A questão ganha mais relevância justamente por ser o período de cheia do rio. Na quarta-feira da semana passada, foi realizada a primeira reunião do ano da Sala de Crise do Madeira, que avaliou as condições meteorológicas atuais e previstas que apontaram a possibilidade de precipitações importantes na região, informou a Agência Nacional de Águas (ANA). Foi decidido que as reuniões serão mais frequentes, e que o ONS vai monitorar a situação dos níveis, vazões e operação dos reservatórios com boletins, a fim de preparar medidas necessárias para manter o trânsito na BR-364, que pode ser alagada e prejudicar o acesso terrestre ao Acre.

Além disso, a usina de Angra 2, com 1.350 MW, ficou indisponível entre quarta e sexta-feira da semana passada. Na quarta-feira, o país importou 1.200 MW da Argentina e 400 MW do Uruguai, a fim de atender a demanda recorde registrada no meio da tarde, de 89 GW.

“O sistema teve vários percalços e perturbações, mas continuamos mesmo assim suprindo toda a carga, sem apertar a frequência e mantendo o sistema em operação, o que mostra que o sistema é robusto”, disse Barata.

No dia do recorde, o sistema estava ainda sem a energia da megausina de Belo Monte, no rio Xingu (PA). Em 13 de janeiro, o ONS foi informado da queda de três torres de transmissão do primeiro linhão da hidrelétrica, devido a eventos climáticos em Goiás. Segundo uma fonte, durante os 10 dias em que a energia da hidrelétrica deixou de ser transmitida para o restante do país, deixaram de ser gerados 3.500 MW médios.

Questionado sobre a energia que deixou de ser gerada, Barata não confirmou os valores, mas disse que o ONS estima que as duas “perturbações” no sistema reduziram em 0,7% a 0,8% os reservatórios do submercado Sudeste/Centro-Oeste. “Essas duas semanas de janeiro foram uma conjugação de más notícias, mas apesar de tudo, o sistema funcionou e funcionou adequadamente”, disse Barata.

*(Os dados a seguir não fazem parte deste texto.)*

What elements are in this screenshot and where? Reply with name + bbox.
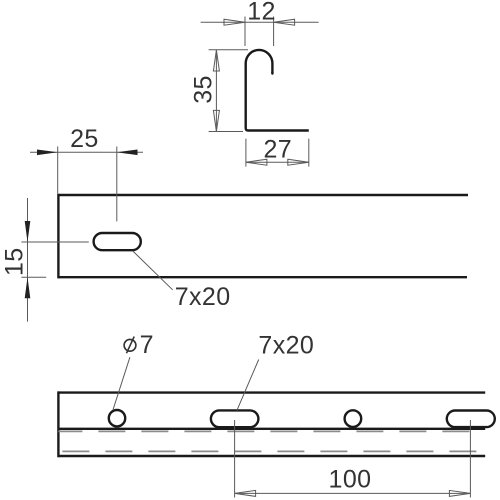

Além dos problemas físicos na operação do sistema, as chuvas também vieram muito abaixo do esperado em dezembro e janeiro, o que ajudou a acelerar o deplecionamento dos reservatórios, em uma época em que, em geral, eles são preenchidos para que o sistema chegue com segurança de abastecimento ao período seco do ano, a partir de maio. Para efeito de comparação, os reservatórios do Sudeste/Centro-Oeste subiram de 18,82% no início de dezembro de 2017 para 31,18% da capacidade máxima no fim de janeiro do ano passado. Em 1º de dezembro de 2018, os mesmos reservatórios estavam com 24,25% da capacidade total. No domingo, 27 de janeiro, estavam com 27,31%.